Historic church in Georgia, United States

First Baptist Church of Augusta is a Baptist church in Augusta, Georgia. The original location is now a historical site. The current church building is located on Walton Way.

== Baptists Praying Society ==
According to the earliest church records, the Baptists Praying Society was established when

In the year 1817, Jesse D. Green, a layman, was active in gathering together the few scattered Baptists in Augusta, and, after holding one or more preliminary meetings, the brethren and sisters, to the number of eighteen, had drawn up and adopted a covenant, to which they affixed their names.

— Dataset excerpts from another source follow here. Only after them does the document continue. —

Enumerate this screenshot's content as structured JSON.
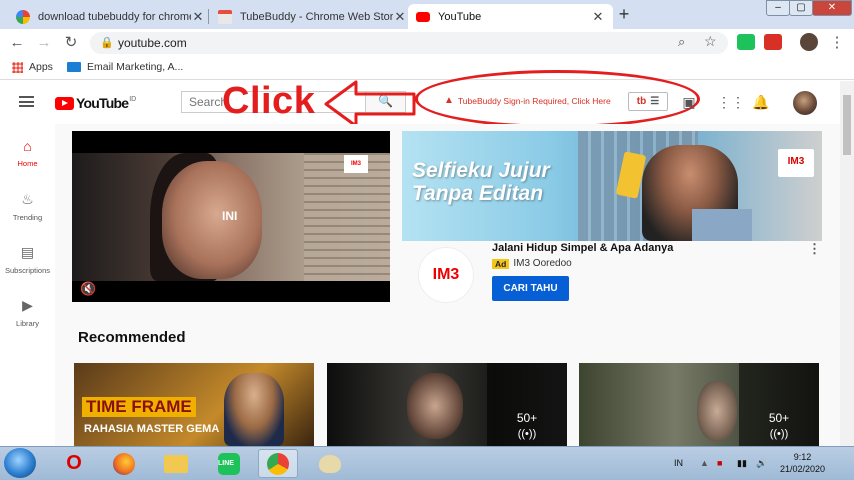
{
  "browser": {
    "tabs": [
      {
        "title": "download tubebuddy for chrome",
        "active": false
      },
      {
        "title": "TubeBuddy - Chrome Web Store",
        "active": false
      },
      {
        "title": "YouTube",
        "active": true
      }
    ],
    "url": "youtube.com",
    "bookmarks": [
      "Apps",
      "Email Marketing, A..."
    ]
  },
  "youtube": {
    "logo_text": "YouTube",
    "country_code": "ID",
    "search_placeholder": "Search",
    "tubebuddy_warning": "TubeBuddy Sign-in Required, Click Here",
    "tubebuddy_badge": "tb"
  },
  "annotation": {
    "click_text": "Click"
  },
  "sidebar": {
    "items": [
      {
        "label": "Home",
        "icon": "home-icon",
        "active": true
      },
      {
        "label": "Trending",
        "icon": "flame-icon",
        "active": false
      },
      {
        "label": "Subscriptions",
        "icon": "subscriptions-icon",
        "active": false
      },
      {
        "label": "Library",
        "icon": "library-icon",
        "active": false
      }
    ]
  },
  "ad": {
    "video_overlay_text": "INI",
    "brand_logo": "IM3",
    "banner_headline": "Selfieku Jujur\nTanpa Editan",
    "title": "Jalani Hidup Simpel & Apa Adanya",
    "badge": "Ad",
    "advertiser": "IM3 Ooredoo",
    "cta": "CARI TAHU"
  },
  "recommended": {
    "heading": "Recommended",
    "thumbnails": [
      {
        "overlay_big": "TIME FRAME",
        "overlay_small": "RAHASIA MASTER GEMA"
      },
      {
        "playlist_count": "50+"
      },
      {
        "playlist_count": "50+"
      }
    ]
  },
  "taskbar": {
    "lang": "IN",
    "time": "9:12",
    "date": "21/02/2020"
  },
  "colors": {
    "youtube_red": "#ff0000",
    "annotation_red": "#e41e1e",
    "cta_blue": "#065fd4"
  }
}
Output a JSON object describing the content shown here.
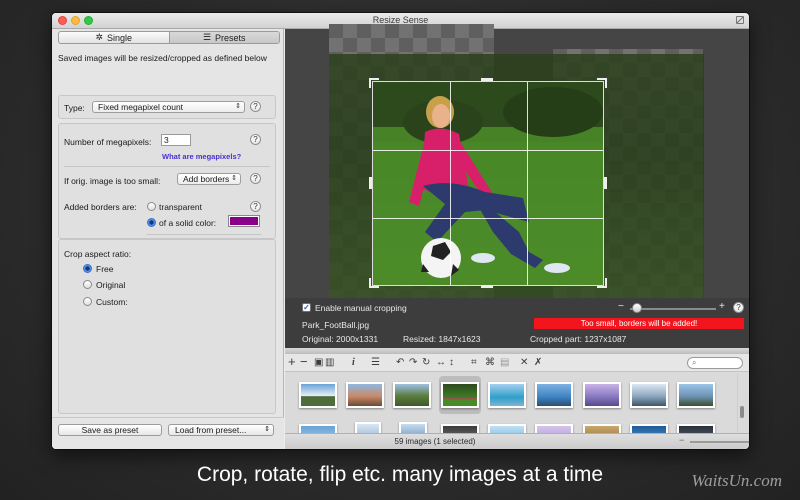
{
  "window": {
    "title": "Resize Sense"
  },
  "mode_tabs": [
    {
      "label": "Single",
      "icon": "gear-icon",
      "active": false
    },
    {
      "label": "Presets",
      "icon": "list-icon",
      "active": true
    }
  ],
  "left_panel": {
    "intro": "Saved images will be resized/cropped as defined below",
    "type_label": "Type:",
    "type_value": "Fixed megapixel count",
    "megapixels_label": "Number of megapixels:",
    "megapixels_value": "3",
    "megapixels_link": "What are megapixels?",
    "too_small_label": "If orig. image is too small:",
    "too_small_value": "Add borders",
    "borders_label": "Added borders are:",
    "border_options": [
      "transparent",
      "of a solid color:"
    ],
    "border_selected": "of a solid color:",
    "border_color": "#8b008b",
    "aspect_label": "Crop aspect ratio:",
    "aspect_options": [
      "Free",
      "Original",
      "Custom:"
    ],
    "aspect_selected": "Free",
    "save_preset": "Save as preset",
    "load_preset": "Load from preset..."
  },
  "preview": {
    "enable_cropping_label": "Enable manual cropping",
    "enable_cropping_checked": true,
    "file_name": "Park_FootBall.jpg",
    "original": "Original: 2000x1331",
    "resized": "Resized: 1847x1623",
    "cropped": "Cropped part: 1237x1087",
    "warning": "Too small, borders will be added!",
    "warning_color": "#f2151d",
    "zoom_minus": "−",
    "zoom_plus": "+"
  },
  "toolbar": {
    "icons": [
      "add-icon",
      "remove-icon",
      "save-icon",
      "trash-icon",
      "info-icon",
      "list-icon",
      "rotate-left-icon",
      "rotate-right-icon",
      "rotate-icon",
      "flip-horizontal-icon",
      "flip-vertical-icon",
      "crop-icon",
      "auto-crop-icon",
      "paste-icon",
      "close-icon",
      "clear-icon"
    ],
    "search_icon": "search-icon"
  },
  "thumbnails": {
    "count_selected": "59 images (1 selected)",
    "selected_index": 3
  },
  "caption": "Crop, rotate, flip etc. many images at a time",
  "watermark": "WaitsUn.com"
}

In May 1817, they met in the court house for worship. A few years later in 1820, Rev, Wm. T. Brantly was chosen for the pastoral office, and he undertook erecting a brick house at 802 Greene St., at a cost of $20,000. It was dedicated on May 6, 1821.

The Southern Baptist Convention was formed at a meeting May 1845 in the First Baptist Church of Augusta, marking the separation before the American Civil War over issues of slavery and governance.

== Historical marker ==
A historical marker was erected in 1956 outside the church by the Georgia Historical Commission (Marker Number 121–29.) It is inscribed as follows:

In March 1817, eight men and two women meeting in an Augusta home formed "The Baptist Praying Society of Augusta" - the forerunner of the First Baptist Church. Two months later the society was constituted a church under the leadership of the first minister, Wm. T. Brantley, this property was purchased in 1870. A church on this site was dedicated May 26, 1821. In 1845, after serious friction arose in the national Triennial Convention, 327 delegates from eight southern states and the District of Columbia met here to form the Southern Baptist Convention. This building was erected in 1902.

== Greene Street building ==
In 1975, the congregation moved to a new church on a site in Augusta on Walton Way. They sold their former church building to the Southern Baptist Non-Profit Historical Society.

In August 2020, Joe Edge a local Augusta real estate developer purchased the building with plans to save the structure and redevelop it. The building fell into disrepair in the early 2000s and was abandoned after 2015. Edge purchased the building in 2020 to convert the back portion into office space and to restore the exterior of the building.